Higher tuition fees led to an increase in student debt of as much as 74%, according to new research.

And while students from higher income backgrounds have been able to turn to their families for help with the debt, those from more disadvantaged backgrounds are increasingly having to work to pay their way through university, or opting not to go in the first place.

A survey of income and expenditure among students has, for the first time, captured in detail the impact of the U.K. government’s controversial decision to lift the cap on tuition fees.

While fees had previously been limited to a maximum of £3,325 ($4,715) a year, they were raised to a maximum of £9,000 ($12,760) with effect from September 2012, and now stand at £9,250 ($13,115) in all but a handful of universities, making U.K. students the most indebted in the world.

The survey found that while first year students had an average net debt of £5,933 ($8,411) in 2011/12, by 2014/15, after the cap on tuition fees was raised, that figure had risen to £10,300 ($14,600), an increase of 74%.

Second year students saw their net debt increase by an average of 65% to £21,361 ($30,287) and third years by 63% to £28,811 ($40,851), according to the survey of more than 5,000 students.

Although student debt was expected to rise once the cap was lifted, the scale of the increase still comes as a surprise.

While the survey was carried out in 2014/15, the findings have only just been released by the Department for Education.

Continuing controversy over the level of student debt and fees has prompted the government to open a review into tuition fees and university funding, although prime minister Theresa May has ruled out scrapping the fees altogether.

One option floated by government is to tie the level of fees universities are allowed to charge for each course to the average salary of graduates, although this has been criticized for penalising universities for offering humanities and social science courses.

Publication of the survey on student income coincides with research looking at the role of financial factors on student decisions around higher education.
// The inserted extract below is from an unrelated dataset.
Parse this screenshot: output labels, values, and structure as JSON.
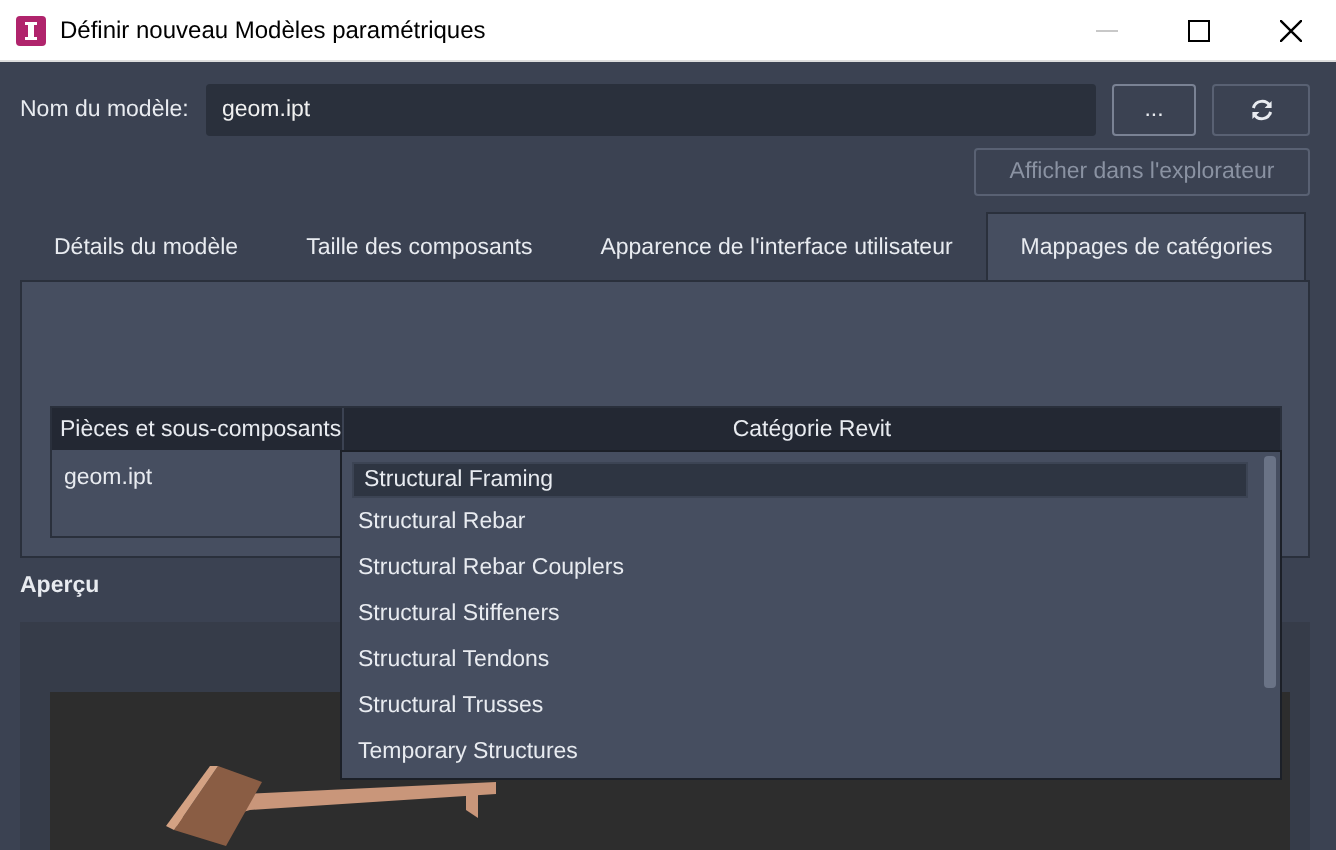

Around 2,500 applicants for higher education and first year students were surveyed on issues including how their attitude to university was affected by tuition fees and student loans.

Although financial factors were not the biggest influence on a student’s decision whether or not to apply for university, applicants from lower socio-economic groups did put greater importance on the availability of grants and bursaries and the impact of living costs than their peers from more affluent backgrounds.

Only 5% of applicants said the introduction of student loans meant they would not apply to university, among lower socio-economic groups that figure rose to 8%.

And while applicants from higher socio-economic groups were more likely to envisage relying on their parents or savings to make up the shortfall in the move from a grants-based to a loans-based system, those from lower socio-economic groups were more likely to say they would use paid work as a source of replacement funding.